Mercedes-Benz Überlandgelenkbus O 317 G

Der O 317 kam zur IAA 1957 als erster Mercedes-Benz Bus mit Unterflurmotor und als erster deutscher Bus mit Vollluftfederung. Er war hauptsächlich für den Stadt- und Überlandverkehr konzipiert und war durch seinen hohen Komfort bei Fahrern wie Fahrgästen außerordentlich beliebt.

Gibt es ein größeres Kompliment für einen Bus als die Tatsache, dass er zuverlässig auch auf seine alten Tage noch zu begeistern weiß? Für den Überlandgelenkbus O 317 G gilt das gleich doppelt: Die Baureihe existierte schon 17 Jahre, als die Stuttgarter Straßenbahnen AG (SSB) diesen Überlandgelenkbus 1974 in Dienst stellte. Zu diesem Zeitpunkt wurde bereits seit sechs Jahren der Nachfolger des O 317 produziert, der von Mercedes-Benz konzipierte erste Standard Linienbus O 305.

Das konnte die Treue zum Beispiel der SSB zum O 317 aber nicht erschüttern. Der 1974 in Dienst gestellte O 317 G gehörte zu einer größeren Order von insgesamt 25 Bussen dieser Baureihe, die in den Jahren 1974 und 1975 geliefert wurden. Insgesamt waren es sogar gut 100 Gelenkbusse aus der Familie des O 317, die die SSB zwischen 1960 und 1976 in ihren Fuhrpark aufnahm. Die technische Entwicklung kann man an deren verschiedener Erscheinung leicht ablesen: Kamen die ersten Gelenkbusse noch viertürig und mit doppelachsigem Nachläufer in der Art heutiger Tandemanhänger, so konnten die zuletzt gelieferten Fahrzeuge bereits mit Finessen wie einem Automatikgetriebe glänzen.

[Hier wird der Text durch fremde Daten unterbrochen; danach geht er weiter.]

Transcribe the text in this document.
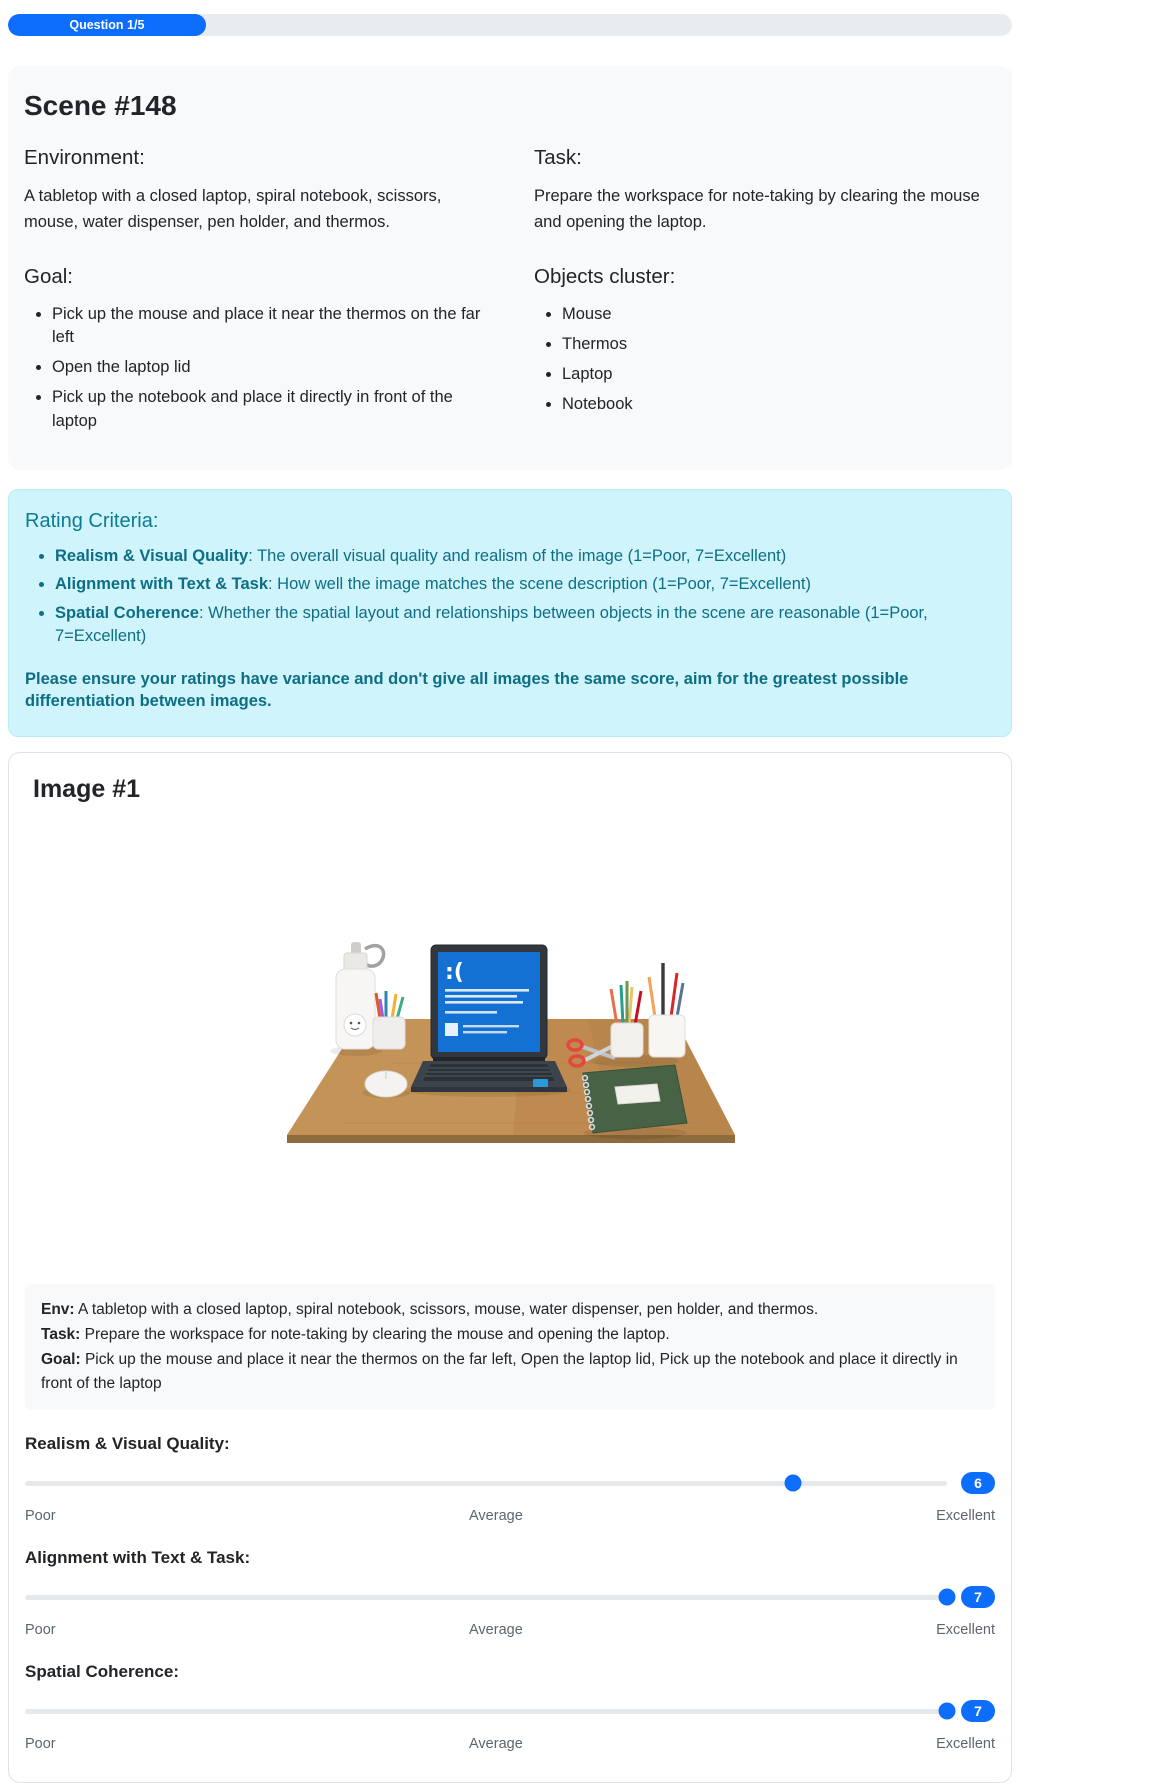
Question 1/5
Scene #148
Environment:

A tabletop with a closed laptop, spiral notebook, scissors, mouse, water dispenser, pen holder, and thermos.

Task:

Prepare the workspace for note-taking by clearing the mouse and opening the laptop.

Goal:
• Pick up the mouse and place it near the thermos on the far left
• Open the laptop lid
• Pick up the notebook and place it directly in front of the laptop
Objects cluster:
• Mouse
• Thermos
• Laptop
• Notebook
Rating Criteria:
• Realism & Visual Quality: The overall visual quality and realism of the image (1=Poor, 7=Excellent)
• Alignment with Text & Task: How well the image matches the scene description (1=Poor, 7=Excellent)
• Spatial Coherence: Whether the spatial layout and relationships between objects in the scene are reasonable (1=Poor, 7=Excellent)

Please ensure your ratings have variance and don't give all images the same score, aim for the greatest possible differentiation between images.

Image #1
:(

Env: A tabletop with a closed laptop, spiral notebook, scissors, mouse, water dispenser, pen holder, and thermos.

Task: Prepare the workspace for note-taking by clearing the mouse and opening the laptop.

Goal: Pick up the mouse and place it near the thermos on the far left, Open the laptop lid, Pick up the notebook and place it directly in front of the laptop

Realism & Visual Quality:

6
Poor	Average	Excellent

Alignment with Text & Task:

7
Poor	Average	Excellent

Spatial Coherence:

7
Poor	Average	Excellent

Und auch heute noch schwingen sich sogar altgediente Fahrerprofis gern hinters Volant des rüstigen Oldies, dessen Luftfederung einfach Maßstäbe gesetzt hatte, an die manch heutiger Bus schon gar nicht mehr heranreichen kann: Extreme Niederflurigkeit wie heute üblich geht nun einmal zu Lasten des Federwegs.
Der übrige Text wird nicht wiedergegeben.